From your study of type systems, you know that types classify values and constrain the operations that can be performed on them. But consider the `+` operator: it adds integers, concatenates strings, and combines floating-point numbers. These are fundamentally different operations — integer addition uses an ALU instruction, float addition uses an FPU instruction, and string concatenation allocates memory and copies bytes. Yet the programmer writes the same symbol for all three. This is ad hoc polymorphism: the same name dispatches to entirely different implementations depending on the types of its arguments.
The term "ad hoc" contrasts with parametric polymorphism, where a single function works uniformly over all types. A parametric function like `identity(x) = x` does the same thing regardless of whether x is an integer, a string, or a list — it never inspects the type. Ad hoc polymorphism is the opposite: each type gets its own bespoke implementation. The compiler must determine *which* implementation to call, and it does so by examining the types of the arguments at the call site. This process is called overload resolution.

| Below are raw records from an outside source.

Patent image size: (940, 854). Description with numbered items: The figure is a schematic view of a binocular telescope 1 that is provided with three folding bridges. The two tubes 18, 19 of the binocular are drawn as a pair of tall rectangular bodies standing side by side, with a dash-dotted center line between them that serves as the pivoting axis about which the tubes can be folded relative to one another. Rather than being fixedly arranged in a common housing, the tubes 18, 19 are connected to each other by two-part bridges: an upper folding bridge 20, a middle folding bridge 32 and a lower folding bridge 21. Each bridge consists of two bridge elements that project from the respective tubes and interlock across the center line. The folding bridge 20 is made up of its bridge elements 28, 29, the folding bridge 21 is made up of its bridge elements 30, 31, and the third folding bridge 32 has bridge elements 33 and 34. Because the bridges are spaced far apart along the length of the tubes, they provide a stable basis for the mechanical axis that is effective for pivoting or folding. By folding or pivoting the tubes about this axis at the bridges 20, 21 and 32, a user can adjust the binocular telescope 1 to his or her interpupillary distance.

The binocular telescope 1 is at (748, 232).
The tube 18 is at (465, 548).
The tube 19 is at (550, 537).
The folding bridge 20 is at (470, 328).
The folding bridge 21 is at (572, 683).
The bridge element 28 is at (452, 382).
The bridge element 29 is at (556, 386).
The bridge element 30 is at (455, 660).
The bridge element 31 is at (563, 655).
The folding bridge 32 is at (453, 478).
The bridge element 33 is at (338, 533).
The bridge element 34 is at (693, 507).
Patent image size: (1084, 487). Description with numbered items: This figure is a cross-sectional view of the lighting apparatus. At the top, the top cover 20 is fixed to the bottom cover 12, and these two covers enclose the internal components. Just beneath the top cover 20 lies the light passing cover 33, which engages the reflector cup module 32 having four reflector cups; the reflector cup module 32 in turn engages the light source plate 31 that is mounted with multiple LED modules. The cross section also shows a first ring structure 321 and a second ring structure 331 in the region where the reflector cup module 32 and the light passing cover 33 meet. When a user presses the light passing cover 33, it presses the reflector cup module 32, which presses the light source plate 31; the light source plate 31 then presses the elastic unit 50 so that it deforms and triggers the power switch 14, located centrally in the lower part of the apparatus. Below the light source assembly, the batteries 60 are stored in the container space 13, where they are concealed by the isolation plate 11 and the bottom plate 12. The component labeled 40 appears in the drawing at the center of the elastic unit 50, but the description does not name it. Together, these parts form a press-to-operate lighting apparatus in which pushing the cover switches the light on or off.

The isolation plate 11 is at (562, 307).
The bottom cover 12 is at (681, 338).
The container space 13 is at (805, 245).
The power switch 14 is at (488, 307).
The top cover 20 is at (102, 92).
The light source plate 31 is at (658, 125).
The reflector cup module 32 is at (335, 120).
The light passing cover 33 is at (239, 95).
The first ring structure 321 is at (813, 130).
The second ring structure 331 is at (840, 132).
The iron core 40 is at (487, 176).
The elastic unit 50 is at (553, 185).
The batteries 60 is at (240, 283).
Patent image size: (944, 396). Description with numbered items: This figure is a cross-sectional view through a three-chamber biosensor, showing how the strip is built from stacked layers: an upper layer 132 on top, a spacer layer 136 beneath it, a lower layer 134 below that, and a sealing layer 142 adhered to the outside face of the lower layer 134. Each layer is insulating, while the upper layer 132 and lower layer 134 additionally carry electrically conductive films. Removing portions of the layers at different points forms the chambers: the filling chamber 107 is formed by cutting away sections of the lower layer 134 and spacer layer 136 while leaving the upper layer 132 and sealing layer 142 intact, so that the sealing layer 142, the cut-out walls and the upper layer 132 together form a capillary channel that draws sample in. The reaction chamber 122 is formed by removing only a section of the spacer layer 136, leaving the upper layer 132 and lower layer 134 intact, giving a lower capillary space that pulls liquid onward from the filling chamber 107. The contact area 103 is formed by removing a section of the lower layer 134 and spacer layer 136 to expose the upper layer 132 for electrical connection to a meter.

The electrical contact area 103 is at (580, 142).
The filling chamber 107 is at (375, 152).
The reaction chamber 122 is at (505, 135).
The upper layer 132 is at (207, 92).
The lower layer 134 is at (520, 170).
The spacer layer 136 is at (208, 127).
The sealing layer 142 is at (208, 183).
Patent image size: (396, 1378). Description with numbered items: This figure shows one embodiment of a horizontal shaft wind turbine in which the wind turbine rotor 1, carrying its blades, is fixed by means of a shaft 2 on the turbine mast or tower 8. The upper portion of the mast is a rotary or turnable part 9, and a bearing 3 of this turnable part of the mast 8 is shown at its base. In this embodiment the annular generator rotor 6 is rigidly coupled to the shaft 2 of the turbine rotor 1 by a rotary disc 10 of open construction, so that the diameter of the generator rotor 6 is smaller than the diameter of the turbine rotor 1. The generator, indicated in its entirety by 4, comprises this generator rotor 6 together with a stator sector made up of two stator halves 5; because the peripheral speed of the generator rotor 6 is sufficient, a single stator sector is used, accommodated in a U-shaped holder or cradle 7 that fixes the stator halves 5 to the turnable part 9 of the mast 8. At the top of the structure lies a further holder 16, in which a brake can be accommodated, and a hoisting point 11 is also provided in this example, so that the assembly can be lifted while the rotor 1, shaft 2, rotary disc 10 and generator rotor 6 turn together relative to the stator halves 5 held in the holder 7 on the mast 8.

Overload resolution is where your knowledge of symbol tables and scope becomes critical. When the compiler encounters a call like `add(a, b)`, it looks up `add` in the symbol table and finds multiple entries — one for integers, one for floats, perhaps one for complex numbers. It then examines the types of `a` and `b` to select the best match. The rules governing this selection vary by language and can become surprisingly complex. C++ considers implicit conversions (int to float, for example), creating a ranking of matches from exact to promotion to conversion. If no single overload is strictly better than all others, the call is ambiguous and the compiler reports an error. Languages like Haskell take a different approach with type classes: a type class like `Num` declares an interface (including `+`), and each type provides its own instance, making overload resolution a matter of instance lookup rather than argument-type matching.
The compiler's implementation of ad hoc polymorphism is conceptually a dispatch table keyed by type signatures. At compile time, once overload resolution identifies the correct implementation, the call is bound to a specific function — there is no runtime overhead. This is in contrast to dynamic dispatch (as in virtual methods), where the target is resolved at runtime via a vtable. The distinction matters for performance and for the compiler's ability to inline and optimize: a statically resolved overloaded call is just a normal function call by the time code generation begins.